The low blood volume finding in chronic fatigue syndrome has been consistently replicated; there is no doubt that low blood volume is common in this disorder. Low blood volume can cause, among other things, reduced blood flows to the brain (cognitive difficulties), problems standing (orthostatic intolerance), increased heart rates and reduced heart functioning. While not the entire answer to chronic fatigue syndrome, increasing blood volume can be quite helpful.

Non-Drug Approaches

Elevating Your Head While Sleeping

In what’s surely the easiest practice simply elevate the head of the bed six inches by putting some risers under the bed legs at the head of the bed (or by using a body-length wedge shaped cushion. NASA uses this approach to recondition its astronauts after spaceflights.  One person found a dramatic improvement in his sleep after doing this for a week.

Salt

“The reduction in salt, which is a good idea for most people, may push orthostatic intolerant people into having symptoms of OT”

-Dr. Peter Rowe

Many people with chronic fatigue syndrome crave salt.  Increasing your salt (with your doctor’s permission) and fluid intake can increase your blood volume increasing blood flows to your heart and brain, enabling you to stand more easily and think more clearly.

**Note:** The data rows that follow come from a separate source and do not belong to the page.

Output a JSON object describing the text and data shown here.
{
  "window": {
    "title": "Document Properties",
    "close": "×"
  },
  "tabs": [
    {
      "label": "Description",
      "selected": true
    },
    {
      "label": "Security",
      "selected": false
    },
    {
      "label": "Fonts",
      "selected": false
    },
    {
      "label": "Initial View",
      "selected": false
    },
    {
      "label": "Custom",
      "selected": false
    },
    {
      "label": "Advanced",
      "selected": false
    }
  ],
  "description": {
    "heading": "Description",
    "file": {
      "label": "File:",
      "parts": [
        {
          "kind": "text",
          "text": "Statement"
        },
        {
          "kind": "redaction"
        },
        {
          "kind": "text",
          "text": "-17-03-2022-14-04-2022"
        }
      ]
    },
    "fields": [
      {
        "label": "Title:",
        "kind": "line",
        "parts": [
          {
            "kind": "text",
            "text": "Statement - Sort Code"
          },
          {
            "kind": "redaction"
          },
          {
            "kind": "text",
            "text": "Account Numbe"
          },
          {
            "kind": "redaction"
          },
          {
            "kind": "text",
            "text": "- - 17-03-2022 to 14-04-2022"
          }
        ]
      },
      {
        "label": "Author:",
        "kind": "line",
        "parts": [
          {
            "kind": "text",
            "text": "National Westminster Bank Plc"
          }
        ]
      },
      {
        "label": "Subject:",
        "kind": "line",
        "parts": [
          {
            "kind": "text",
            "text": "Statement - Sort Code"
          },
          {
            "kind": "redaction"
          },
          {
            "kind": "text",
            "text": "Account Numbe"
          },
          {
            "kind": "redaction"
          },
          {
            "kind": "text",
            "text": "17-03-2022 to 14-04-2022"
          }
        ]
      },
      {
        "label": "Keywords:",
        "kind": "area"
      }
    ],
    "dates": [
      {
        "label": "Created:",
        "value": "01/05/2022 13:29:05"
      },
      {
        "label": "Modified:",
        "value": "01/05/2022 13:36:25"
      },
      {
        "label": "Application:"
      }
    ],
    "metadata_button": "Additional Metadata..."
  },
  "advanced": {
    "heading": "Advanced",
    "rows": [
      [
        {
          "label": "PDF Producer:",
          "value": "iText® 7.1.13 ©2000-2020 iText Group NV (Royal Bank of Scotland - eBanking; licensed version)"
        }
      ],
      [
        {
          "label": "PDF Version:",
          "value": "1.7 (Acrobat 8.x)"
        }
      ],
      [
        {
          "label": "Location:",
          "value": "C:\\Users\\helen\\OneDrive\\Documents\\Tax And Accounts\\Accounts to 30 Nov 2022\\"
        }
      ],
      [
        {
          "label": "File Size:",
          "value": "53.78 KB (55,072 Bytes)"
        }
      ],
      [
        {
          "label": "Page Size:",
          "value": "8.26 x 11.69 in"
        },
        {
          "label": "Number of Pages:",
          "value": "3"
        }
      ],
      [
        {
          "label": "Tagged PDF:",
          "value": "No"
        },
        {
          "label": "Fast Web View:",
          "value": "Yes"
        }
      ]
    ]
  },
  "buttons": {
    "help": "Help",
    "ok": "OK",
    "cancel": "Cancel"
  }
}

Increasing salt intake will only work, though, if you increase your fluid intake as well for (see below). Increasing salt intake should be done slowly and is often achieved simply by eating saltier foods. Some ME/CFS and POTS patients who already had low salt intake have had dramatic improvements by increasing their salt intake. Do not increase your salt intake, however, if you have high blood pressure.

Be consistent! – Dr. Rowe suggests that patients who make a serious (i.e. consistent) effort at increasing their fluid intake will benefit the most. He recommends drinking a glass of liquid every two hours with a goal of drinking at least two liters of water a day (approximately half a gallon).  If you’re trying to increase both blood volume and salt tomato juice is an excellent choice.